Lutte contre la drogue : la voie colombienne

par Jean-Pierre Boris

Article publié le 04/06/2008 Dernière mise à jour le 04/06/2008 à 16:41 TU

La police fédérale mexicaine a lancé une opération d'envergure contre les trafiquants de drogue.(Photo : Reuters)

La police fédérale mexicaine a lancé une opération d'envergure contre les trafiquants de drogue.
(Photo : Reuters)

L’offensive militaire engagée par le président Felipe Calderon contre les cartels mexicains de la drogue est insuffisante pour éliminer ces mafias du paysage. Le nord du pays connaît un véritable bain de sang. On peut compter jusqu'à plusieurs dizaines de morts par week-end. Et la stabilité du gouvernement est menacée.

Au cours de la journée du mardi 3 juin 2008, la vague de violence qui secoue le Mexique a fait neuf morts. Huit civils dont l’identité n’a pas été révélée ont été abattus dans l’Etat de Chihuahua, frontalier du Texas. Trois hommes circulant dans une camionnette ont été exécutés. Plus tôt dans la journée, ce sont deux frères d’une trentaine d’années qui ont perdu la vie après avoir reçu une rafale de fusil d’assaut AK-47. Il faut ajouter un homme de 44 ans tué lui aussi par balles, un ancien policier trucidé à la sortie d’un commerce alors qu’il montait dans sa voiture et un jeune homme de 20 ans dont on a retrouvé le cadavre près de l’aéroport de la ville de Ciudad Juarez. La liste ne serait pas complète si l’on n’ajoutait pas le cas de Felipe de la Pena Ramos, commandant du Groupe spécial de la police contre le vol de bétail. Ce haut gradé de la police a été suivi lundi soir par un commando de tueurs qui ont déchargé leurs fusils d’assaut sur lui quand il s’est arrêté pour faire le plein à une station service. Il y a quatre mois, le commandant Felipe de la Pena Ramos avait été transféré de Ciudad Juarez jusqu’à la ville de Chihuahua en raison des menaces de mort proférées à son encontre par des trafiquants de drogue. Son transfert n’a donc pas suffi. Les tueurs l’ont suivi.

Folie meurtrière au Nord

Le simple film de la journée du 3 juin 2008 donne une petite idée de la folie meurtrière qui s’est emparée du nord du Mexique. Il peut y avoir jusqu’à plusieurs dizaines de morts par week-end. Selon le quotidien mexicain El Universal cité dans Le Monde du 23 mai dernier, « 980 des 1356 victimes de la guerre que se livrent les cartels » ont trouvé la mort dans le nord du pays, et 395 d’entre elles dans le seul Etat de Chihuahua. Au total, depuis janvier 2007, le bilan s’élève à 4 000 morts environ dont 450 étaient des militaires ou des policiers.
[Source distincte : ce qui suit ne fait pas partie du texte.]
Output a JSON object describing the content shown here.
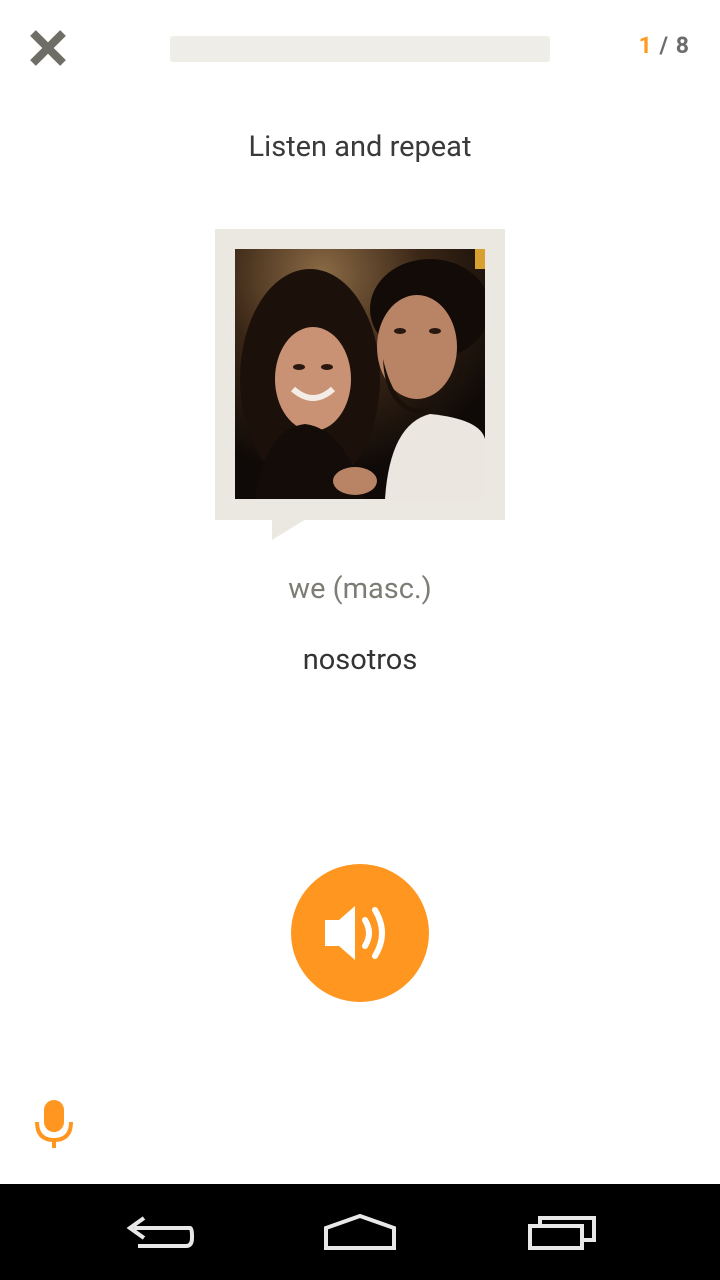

Si l’Etat de Chihuahua est au cœur de la tourmente, il n’est pas pour autant le seul. Les Etats de Sinaloa, de Durango sont également frappés. Tous ont pour point commun d’être proches des Etats-Unis, principal marché des producteurs mexicains de drogue. Pour pouvoir écouler tranquillement leur marchandise, les narcotrafiquants ont besoin de contrôler les points et les routes d’accès. Le combat entre les différents groupes est féroce. Il l’est d’autant plus que depuis un an et demi, les narcotrafiquants doivent faire face à une vigoureuse offensive des forces de sécurité.

Dès son arrivée au pouvoir, le premier décembre 2006, le président Felipe Calderon a en effet déclaré la guerre aux cartels de la drogue et à leur emprise, parfois politique, sur les Etats du nord du Mexique. Par vagues successives, des milliers d’hommes ont été envoyés sur place. Très vite, l’armée a prêté main forte à la police. Aujourd’hui, on chiffre à près de 40 000 les effectifs militaires engagés dans cette nouvelle guerre civile. On assiste donc à une militarisation totale de ce conflit.

En un an et demi, les militaires ont procédé à 5 800 arrestations, détruit 2 900 tonnes de marijuana et 24 tonnes de cocaïne.  Selon l’édition du 3 juin du Los Angeles Times, les narcotrafiquants auraient ainsi perdu environ 20 milliards de dollars.

Vers un durcissement du conflit                                

Pourtant, malgré ces arrestations nombreuses, malgré les prises de drogue, les narcotrafiquants restent très puissants. Grâce aux ressources financières sans limite dont ils disposent, les chefs des cartels sont en mesure d’équiper leurs hommes de main d’armements dernier cri. Des offres d’emplois ont même été récemment faites aux policiers ou soldats par les trafiquants. On leur promet publiquement une bonne rémunération et des avantages pour leurs familles. Les interventions de l’armée ramènent provisoire le calme dans les localités où les tueries se sont produites. Mais, globalement, les analystes sont très pessimistes quant à l’issue de la stratégie du président Felipe Calderon. La simple militarisation de la lutte contre les trafiquants leur semble insuffisante. Il faut aussi lutter contre le blanchiment de l’argent de la drogue et contre la corruption, combats qui ne sont pas menés avec assez de détermination, affirment ces spécialistes.

En conséquence, le conflit ne peut que se durcir. De nombreux observateurs estiment que le Mexique est sur une voie colombienne, menacé par l’apparition d’un « narco-terrorisme » dont on a déjà eu quelques prémices avec l’assassinat en plein Mexico, la capitale, d’un des chefs de la police fédérale mexicaine. Certains, comme l’éditorialiste du New York Times jugent même que la stabilité du régime démocratique mexicain est en péril et que l’aide américaine sera cruciale. Aide qui passe par des lignes de crédit, par du matériel, mais aussi par la lutte contre la consommation de drogue aux Etats-Unis même.